I recall the tears Mom tried to hide the day it arrived in the mail, her fingers caressing his image, a mother’s worry as she whispered “he looks so thin”.
The picture stirs another memory, an early morning, not quite daylight. We were gathered in the kitchen to say our goodbyes. The year was 1965 and I was not yet 12 years old. The Vietnam War was escalating every day and my brother was leaving for basic training. On that cool, fall morning as I hugged him fiercely, I was terrified he would become one of the casualties referred to almost nightly in TV news reports.
Every year we observe Veterans Day, a legal holiday in the USA. Originally named Armistice Day in recognition of the Great War (World War I) ending on November 11, 1918, it was intended as a tribute to those who served in that optimistically termed ‘war to end all wars’. After World War II and the Korean War, Congress changed the designation to Veterans Day to honor all American veterans.
I would wager there are few families in the USA who do not list a veteran amongst their ranks. Every generation has its war, it seems. I can track my own ancestors’ military history to the War Between the States, as us southerners call it. There are numerous grandfathers, a roll call of Patrick County surnames, one an old man himself who lost three sons to that horrific time in our history.
WWI left my great-uncle Albert to walk by prosthesis for the vast part of his life, a result of the fight in France.
Less than 25 years later, my father and uncles were among the next generation of young men and women called to serve—some spending years in the Pacific Islands, in France and in Germany. Another fought in the Korean War.

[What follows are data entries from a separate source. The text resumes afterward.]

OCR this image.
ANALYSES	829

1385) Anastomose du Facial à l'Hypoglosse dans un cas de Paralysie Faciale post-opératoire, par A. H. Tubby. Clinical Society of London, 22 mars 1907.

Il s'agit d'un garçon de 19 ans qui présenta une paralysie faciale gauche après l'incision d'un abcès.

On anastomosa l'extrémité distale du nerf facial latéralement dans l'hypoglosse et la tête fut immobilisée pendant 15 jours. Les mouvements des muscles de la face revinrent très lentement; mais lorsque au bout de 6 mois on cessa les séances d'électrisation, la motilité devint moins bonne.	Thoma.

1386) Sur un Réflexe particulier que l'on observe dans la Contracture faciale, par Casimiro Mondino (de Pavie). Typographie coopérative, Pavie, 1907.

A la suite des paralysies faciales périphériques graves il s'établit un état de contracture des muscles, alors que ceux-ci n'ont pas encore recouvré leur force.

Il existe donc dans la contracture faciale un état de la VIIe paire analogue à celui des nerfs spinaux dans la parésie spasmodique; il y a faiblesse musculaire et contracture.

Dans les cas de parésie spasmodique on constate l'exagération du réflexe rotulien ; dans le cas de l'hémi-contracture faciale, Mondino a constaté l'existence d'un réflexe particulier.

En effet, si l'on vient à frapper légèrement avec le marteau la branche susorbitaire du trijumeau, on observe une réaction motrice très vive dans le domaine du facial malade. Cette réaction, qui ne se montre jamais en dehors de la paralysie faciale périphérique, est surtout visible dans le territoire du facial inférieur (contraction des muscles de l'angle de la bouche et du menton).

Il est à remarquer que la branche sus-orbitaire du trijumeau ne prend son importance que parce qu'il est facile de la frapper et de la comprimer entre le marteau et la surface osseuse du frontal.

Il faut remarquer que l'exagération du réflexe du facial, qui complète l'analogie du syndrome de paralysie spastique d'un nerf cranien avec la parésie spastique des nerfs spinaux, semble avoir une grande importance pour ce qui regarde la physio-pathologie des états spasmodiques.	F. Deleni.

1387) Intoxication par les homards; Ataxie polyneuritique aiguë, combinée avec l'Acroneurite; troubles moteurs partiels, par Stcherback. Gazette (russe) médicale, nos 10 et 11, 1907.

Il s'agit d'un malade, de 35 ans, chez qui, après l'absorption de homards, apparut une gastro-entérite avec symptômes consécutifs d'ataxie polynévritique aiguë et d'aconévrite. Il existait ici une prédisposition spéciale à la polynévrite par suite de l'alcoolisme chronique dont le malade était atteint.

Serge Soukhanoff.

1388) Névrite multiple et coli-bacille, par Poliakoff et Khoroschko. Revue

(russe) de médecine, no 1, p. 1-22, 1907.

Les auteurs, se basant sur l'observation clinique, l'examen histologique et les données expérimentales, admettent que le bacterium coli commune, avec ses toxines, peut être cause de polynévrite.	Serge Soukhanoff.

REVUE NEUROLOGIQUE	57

Cousin Michael survived a tour of duty in Vietnam only to lose his life in a car wreck after his return home. My niece’s husband is a Desert Storm vet. Others served in peacetime—the list goes on and on.
Whenever we travel to Salem to our son’s home, we pass the Veterans’ Hospital. I recall visits there with family members or doctor appointments with my brother. After one such trip I suggested someone complaining of a bad day should spend time with the patients at that facility—all blessings would be quickly evident.
There are so many people who could better address this subject—people who know first-hand the loss of loved ones in a military conflict or who are veterans themselves. For my brother was one of the lucky ones, serving his two years stateside, mostly at Aberdeen Proving Grounds in Maryland and at Fort Hood, Texas. He came home; not all the young boys making the trip with him that early fall morning were so fortunate.
So my words are small; I am humble enough to know I cannot do this story the justice it deserves. I can only say thank you to our veterans, past and present. For the sacrifices you’ve made, thank you. For your efforts in keeping our freedom intact, thank you. For all you have given—and some have given all—we thank you.